TEMPO.CO, Jakarta - Wakil Presiden Indonesia 2004-2009, Jusuf Kalla, mengatakan dengan kondisi ekonomi saat ini dibutuhkan kebijakan yang sangat drastis walaupun tak populis. Dia menilai para calon presiden belum berani menawarkan hal tersebut. Umumnya, apa yang mereka sampaikan masih normatif.

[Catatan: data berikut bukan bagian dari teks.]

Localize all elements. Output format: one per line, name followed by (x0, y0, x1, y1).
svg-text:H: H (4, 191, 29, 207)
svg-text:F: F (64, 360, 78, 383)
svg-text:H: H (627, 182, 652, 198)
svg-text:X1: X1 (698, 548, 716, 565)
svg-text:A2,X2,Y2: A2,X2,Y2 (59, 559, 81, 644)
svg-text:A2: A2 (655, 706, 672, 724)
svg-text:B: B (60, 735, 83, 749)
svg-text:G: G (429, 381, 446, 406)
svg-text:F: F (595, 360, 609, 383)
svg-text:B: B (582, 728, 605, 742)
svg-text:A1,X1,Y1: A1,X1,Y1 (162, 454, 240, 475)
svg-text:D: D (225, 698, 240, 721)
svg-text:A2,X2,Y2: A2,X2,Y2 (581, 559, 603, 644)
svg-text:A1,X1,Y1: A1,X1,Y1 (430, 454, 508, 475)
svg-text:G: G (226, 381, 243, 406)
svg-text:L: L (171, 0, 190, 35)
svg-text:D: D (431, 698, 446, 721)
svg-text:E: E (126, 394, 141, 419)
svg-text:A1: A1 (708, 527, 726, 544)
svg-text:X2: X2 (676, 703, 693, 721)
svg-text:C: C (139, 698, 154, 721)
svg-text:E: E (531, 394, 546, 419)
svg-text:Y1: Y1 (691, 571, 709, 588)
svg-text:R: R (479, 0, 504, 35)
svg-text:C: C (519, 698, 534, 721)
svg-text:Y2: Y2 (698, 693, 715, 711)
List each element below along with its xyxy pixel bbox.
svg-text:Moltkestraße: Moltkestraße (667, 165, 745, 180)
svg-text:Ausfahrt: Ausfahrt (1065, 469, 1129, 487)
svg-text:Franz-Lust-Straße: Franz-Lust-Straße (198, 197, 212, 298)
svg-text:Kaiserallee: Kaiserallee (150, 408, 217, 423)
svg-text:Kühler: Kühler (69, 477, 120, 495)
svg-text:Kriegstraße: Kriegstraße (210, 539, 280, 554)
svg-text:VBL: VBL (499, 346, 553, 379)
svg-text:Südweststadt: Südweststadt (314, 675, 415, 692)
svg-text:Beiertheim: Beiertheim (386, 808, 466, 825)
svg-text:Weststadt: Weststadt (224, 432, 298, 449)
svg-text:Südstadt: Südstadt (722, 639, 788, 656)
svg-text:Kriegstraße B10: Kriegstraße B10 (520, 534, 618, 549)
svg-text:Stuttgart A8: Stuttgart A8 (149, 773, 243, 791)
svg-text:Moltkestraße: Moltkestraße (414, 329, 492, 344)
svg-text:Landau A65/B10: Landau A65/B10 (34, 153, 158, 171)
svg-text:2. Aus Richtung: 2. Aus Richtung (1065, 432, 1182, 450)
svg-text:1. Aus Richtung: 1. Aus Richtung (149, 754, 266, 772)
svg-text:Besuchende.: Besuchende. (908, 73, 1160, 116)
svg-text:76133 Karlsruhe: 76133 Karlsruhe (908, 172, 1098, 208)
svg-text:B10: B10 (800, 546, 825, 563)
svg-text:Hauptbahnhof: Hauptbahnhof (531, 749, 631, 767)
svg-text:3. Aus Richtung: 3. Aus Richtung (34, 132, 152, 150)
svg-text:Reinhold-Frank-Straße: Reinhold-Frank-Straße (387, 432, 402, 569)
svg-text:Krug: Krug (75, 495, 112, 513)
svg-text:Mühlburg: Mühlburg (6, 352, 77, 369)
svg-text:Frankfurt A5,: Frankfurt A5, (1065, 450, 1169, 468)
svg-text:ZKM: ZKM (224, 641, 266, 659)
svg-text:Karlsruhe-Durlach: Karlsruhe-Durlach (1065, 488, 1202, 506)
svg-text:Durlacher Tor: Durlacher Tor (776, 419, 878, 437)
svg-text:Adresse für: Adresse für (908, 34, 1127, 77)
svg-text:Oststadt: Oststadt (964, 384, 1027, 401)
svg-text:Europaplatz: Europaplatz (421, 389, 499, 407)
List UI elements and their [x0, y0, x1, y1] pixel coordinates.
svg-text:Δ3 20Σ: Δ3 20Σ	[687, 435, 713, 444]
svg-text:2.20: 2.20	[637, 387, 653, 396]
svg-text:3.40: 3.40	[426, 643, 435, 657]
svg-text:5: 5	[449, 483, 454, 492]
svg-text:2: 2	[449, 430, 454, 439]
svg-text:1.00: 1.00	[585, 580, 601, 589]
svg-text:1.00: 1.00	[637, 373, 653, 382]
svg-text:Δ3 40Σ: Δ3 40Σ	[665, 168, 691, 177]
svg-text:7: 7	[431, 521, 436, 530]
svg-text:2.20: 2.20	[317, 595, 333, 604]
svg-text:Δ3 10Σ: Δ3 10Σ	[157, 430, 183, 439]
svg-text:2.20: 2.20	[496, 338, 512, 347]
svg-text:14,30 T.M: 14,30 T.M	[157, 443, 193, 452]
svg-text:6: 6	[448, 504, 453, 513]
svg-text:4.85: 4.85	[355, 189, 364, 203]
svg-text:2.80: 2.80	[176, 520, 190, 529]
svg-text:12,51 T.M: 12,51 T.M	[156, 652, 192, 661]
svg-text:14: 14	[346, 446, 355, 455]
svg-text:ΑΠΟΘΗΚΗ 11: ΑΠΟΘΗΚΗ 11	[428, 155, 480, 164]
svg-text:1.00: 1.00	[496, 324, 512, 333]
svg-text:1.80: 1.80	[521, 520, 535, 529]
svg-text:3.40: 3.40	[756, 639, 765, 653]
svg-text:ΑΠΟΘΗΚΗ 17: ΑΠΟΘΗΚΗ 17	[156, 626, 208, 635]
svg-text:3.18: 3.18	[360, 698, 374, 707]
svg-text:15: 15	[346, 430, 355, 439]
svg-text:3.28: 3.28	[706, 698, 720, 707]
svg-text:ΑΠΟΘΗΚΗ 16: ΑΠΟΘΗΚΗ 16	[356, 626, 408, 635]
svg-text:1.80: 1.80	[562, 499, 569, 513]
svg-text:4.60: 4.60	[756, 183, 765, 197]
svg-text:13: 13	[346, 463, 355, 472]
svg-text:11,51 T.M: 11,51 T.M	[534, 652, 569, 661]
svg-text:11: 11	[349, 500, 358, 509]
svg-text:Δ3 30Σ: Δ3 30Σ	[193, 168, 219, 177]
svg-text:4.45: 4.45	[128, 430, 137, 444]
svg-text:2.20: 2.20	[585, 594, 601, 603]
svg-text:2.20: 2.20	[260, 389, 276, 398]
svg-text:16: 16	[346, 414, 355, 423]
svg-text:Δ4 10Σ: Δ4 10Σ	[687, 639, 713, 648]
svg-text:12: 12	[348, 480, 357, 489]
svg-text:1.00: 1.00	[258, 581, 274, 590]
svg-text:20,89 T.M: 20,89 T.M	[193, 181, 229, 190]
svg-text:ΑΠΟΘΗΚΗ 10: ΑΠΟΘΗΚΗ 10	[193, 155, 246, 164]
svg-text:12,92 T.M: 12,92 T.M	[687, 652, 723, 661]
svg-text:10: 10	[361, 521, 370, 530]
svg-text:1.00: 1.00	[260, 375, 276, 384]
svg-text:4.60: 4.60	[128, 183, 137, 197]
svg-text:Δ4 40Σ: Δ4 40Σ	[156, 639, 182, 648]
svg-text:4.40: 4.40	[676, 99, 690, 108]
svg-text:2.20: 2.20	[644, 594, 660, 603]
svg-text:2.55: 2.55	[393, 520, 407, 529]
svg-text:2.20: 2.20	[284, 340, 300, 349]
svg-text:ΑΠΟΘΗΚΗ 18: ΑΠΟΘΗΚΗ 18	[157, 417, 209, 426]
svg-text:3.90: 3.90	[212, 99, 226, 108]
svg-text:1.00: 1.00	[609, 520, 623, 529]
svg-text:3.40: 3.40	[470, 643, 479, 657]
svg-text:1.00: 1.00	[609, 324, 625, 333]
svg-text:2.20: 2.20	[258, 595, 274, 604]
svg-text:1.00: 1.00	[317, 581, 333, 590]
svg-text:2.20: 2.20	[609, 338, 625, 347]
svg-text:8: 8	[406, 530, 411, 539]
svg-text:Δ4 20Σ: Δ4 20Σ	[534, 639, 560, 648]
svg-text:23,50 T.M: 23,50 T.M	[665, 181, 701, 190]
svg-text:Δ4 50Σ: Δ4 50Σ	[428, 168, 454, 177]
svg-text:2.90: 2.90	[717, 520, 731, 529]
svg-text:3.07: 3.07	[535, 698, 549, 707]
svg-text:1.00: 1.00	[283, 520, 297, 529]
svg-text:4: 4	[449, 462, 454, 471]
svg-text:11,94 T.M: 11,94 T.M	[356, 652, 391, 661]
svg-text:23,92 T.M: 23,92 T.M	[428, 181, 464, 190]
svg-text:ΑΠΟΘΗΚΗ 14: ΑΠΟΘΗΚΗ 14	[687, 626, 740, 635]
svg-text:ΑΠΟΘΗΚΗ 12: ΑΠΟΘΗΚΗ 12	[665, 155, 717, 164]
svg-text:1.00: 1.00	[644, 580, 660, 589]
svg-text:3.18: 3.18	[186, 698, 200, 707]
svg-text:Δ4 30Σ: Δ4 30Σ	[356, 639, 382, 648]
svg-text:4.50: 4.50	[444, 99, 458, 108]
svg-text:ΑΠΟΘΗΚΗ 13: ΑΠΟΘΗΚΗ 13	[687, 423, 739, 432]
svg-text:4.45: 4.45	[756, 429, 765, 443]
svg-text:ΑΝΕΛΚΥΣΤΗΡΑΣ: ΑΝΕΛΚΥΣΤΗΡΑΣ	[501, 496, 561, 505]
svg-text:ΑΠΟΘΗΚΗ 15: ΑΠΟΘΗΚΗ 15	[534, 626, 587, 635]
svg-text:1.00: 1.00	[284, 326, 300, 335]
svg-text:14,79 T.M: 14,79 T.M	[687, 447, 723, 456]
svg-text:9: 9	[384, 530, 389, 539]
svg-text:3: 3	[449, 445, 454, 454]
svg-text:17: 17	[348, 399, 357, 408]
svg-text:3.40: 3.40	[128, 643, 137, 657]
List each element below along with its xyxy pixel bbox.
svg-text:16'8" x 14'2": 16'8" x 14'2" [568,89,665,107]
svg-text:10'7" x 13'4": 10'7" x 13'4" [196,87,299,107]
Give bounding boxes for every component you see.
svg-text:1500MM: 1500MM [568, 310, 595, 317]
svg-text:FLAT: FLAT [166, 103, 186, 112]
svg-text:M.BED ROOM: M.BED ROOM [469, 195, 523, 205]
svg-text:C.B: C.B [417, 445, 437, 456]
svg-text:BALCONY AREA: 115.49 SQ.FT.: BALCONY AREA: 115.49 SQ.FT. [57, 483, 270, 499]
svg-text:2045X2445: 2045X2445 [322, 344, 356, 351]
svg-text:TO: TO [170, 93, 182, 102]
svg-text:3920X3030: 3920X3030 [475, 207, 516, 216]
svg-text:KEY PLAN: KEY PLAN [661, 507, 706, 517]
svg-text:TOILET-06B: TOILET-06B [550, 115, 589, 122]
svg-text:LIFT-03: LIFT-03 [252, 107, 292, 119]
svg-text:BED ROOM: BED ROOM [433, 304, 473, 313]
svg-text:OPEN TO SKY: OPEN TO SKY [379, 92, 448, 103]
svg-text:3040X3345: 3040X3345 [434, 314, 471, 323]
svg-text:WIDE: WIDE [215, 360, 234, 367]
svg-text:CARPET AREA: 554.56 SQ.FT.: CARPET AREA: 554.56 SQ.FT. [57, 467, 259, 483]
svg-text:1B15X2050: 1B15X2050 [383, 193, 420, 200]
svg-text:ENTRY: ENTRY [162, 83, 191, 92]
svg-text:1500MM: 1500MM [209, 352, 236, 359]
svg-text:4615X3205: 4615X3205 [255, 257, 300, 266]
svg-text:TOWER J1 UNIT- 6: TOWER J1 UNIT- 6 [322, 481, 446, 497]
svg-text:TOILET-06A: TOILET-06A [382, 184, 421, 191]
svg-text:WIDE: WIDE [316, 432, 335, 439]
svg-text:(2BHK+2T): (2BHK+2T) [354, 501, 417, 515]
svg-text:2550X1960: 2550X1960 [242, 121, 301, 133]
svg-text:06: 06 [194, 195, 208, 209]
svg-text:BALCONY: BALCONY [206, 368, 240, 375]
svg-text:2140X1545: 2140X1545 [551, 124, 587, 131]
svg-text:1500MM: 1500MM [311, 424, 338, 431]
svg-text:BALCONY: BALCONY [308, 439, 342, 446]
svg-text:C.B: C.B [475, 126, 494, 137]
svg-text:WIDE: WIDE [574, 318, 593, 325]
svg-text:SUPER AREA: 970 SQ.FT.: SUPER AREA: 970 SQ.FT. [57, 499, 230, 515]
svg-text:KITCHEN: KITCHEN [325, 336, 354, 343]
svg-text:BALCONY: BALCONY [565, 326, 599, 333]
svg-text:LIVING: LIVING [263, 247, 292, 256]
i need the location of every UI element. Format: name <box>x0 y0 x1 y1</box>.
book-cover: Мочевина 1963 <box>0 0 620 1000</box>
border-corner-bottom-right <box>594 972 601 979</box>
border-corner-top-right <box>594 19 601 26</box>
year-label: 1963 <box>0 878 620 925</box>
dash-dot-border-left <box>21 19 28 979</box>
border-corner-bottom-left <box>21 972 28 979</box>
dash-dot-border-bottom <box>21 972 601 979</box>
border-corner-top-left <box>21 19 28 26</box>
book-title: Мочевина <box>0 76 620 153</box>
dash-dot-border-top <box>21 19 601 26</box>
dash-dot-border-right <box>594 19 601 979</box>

Kalla mengatakan salah satu contoh kebijakan yang dianggap tak merakyat, tetapi diperlukan adalah menaikkan harga bahan bakar minyak. "Hingga sekarang belum ada capres yang berani mengajukan hal tersebut, padahal perekonomian kita saat ini butuh langkah seperti itu," kata Kalla saat menghadiri acara Global Research Breifeing di Jakarta, Senin, 27 Januari 2014.
Selain itu, menurut Kalla, belum adanya kepastian calon yang akan maju juga menjadikan langkah kebijakan ekonomi Indonesia ke depan belum bisa ditebak. Walaupun begitu, dia memprediksi kebijakan perekonomian Indonesia tak akan banyak berubah dan tak akan mudah diubah, kecuali berani merombak APBN.
Menurut dia, ada dua hal dilematis dalam sistem perekonomian Indonesia selama ini. Pada zaman Orde Baru, sistemnya cenderung otoriter sehingga banyak monopoli. Sedangkan saat reformasi, dalam sistem yang lebih terbuka justru tingkat subsidinya lebih tinggi.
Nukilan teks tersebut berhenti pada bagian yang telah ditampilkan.